新野菜、茅ケ崎の特産に 若手農家がトルコナス栽培

最盛期を迎えているトルコナスを前にした茅ケ崎の若手農家チーム。左から清水さん、岡本さん、脇さん=JAさがみ茅ケ崎営農経済センター

 皮が真っ白な新野菜「トルコナス」の栽培に励む若手農家がいる。茅ケ崎市中島の清水俊朗さん(31)ら3人で、トルコナスの開発を手掛ける種苗会社によると、全国でも市場に出荷しているのはこの3人だけという。ちょうど夏場が出荷の最盛期。清水さんら3人は「いずれは茅ケ崎の特産品と言われるようにしたい」と意気込んでいる。

 若手農家3人は、清水さんと、同市堤の岡本伸重さん(25)、同市中島の脇祥平さん(30)。清水さんと岡本さんは代々続く野菜農家の跡継ぎで、脇さんは縁あって新規就農したホープだ。
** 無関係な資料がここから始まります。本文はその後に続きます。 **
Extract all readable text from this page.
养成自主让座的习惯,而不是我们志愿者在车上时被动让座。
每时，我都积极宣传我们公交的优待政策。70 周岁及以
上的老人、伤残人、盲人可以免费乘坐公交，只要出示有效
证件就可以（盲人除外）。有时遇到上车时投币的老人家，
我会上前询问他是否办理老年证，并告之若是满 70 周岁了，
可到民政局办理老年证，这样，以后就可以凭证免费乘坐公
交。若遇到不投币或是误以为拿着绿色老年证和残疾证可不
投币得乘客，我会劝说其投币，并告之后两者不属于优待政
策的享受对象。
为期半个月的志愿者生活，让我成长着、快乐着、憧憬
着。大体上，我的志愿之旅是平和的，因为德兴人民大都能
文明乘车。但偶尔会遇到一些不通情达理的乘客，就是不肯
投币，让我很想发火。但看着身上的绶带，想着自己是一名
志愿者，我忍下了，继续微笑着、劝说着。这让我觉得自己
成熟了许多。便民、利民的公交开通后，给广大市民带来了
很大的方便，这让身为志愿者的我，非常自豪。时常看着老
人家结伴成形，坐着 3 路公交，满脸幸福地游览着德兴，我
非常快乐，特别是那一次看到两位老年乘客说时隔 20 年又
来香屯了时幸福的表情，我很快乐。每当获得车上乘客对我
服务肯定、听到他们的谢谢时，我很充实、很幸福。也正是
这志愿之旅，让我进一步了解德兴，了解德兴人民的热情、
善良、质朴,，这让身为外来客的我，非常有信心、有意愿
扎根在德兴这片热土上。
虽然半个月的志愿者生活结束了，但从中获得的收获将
 3年前にJAさがみ管内の農家たちで発足した「さがみマーケティングチーム(MT)茅ケ崎出荷組合」のメンバー。若い世代で農業を盛り上げようと、新品種の導入に取り組んでいく中で、この新野菜にも着目したという。

 ナスがもともと地元の主要作物だったこともあり、シマムラサキといわれるナスなどいくつか取り組んだが、昨年試しに始めたトルコナスが市場から高評価を受けた。甘味やうま味が濃厚で、もっちりトロッとした食感が人気を呼んだ。

 昨年は3人合わせて計90株だったが、ことしは約10倍の1080株を栽培。出荷拠点のJAさがみ茅ケ崎営農経済センターで6月末から連日出荷に追われ、7月半ばからは平均50~60ケース(1ケース10~16個)を市場に送っている。

 県内の主要スーパーはもちろん、地元の青果店からも引き合いがあり、遠くは県西地域の料亭から声が掛かるという。ツヤのある乳白色のナスは和食から中華、イタリアンまで多くの料理に相性が良く、みそ汁や炒めものでも色移りしないと評価される。

 「油の味が引き立つ感じがする」とは、JAさがみの職員。3人は「手応え十分で楽しんでやっている。ゆくゆくは茅ケ崎のナスとして認めてもらえるようにしていきたい。そのためにも息長く続けられれば」と話している。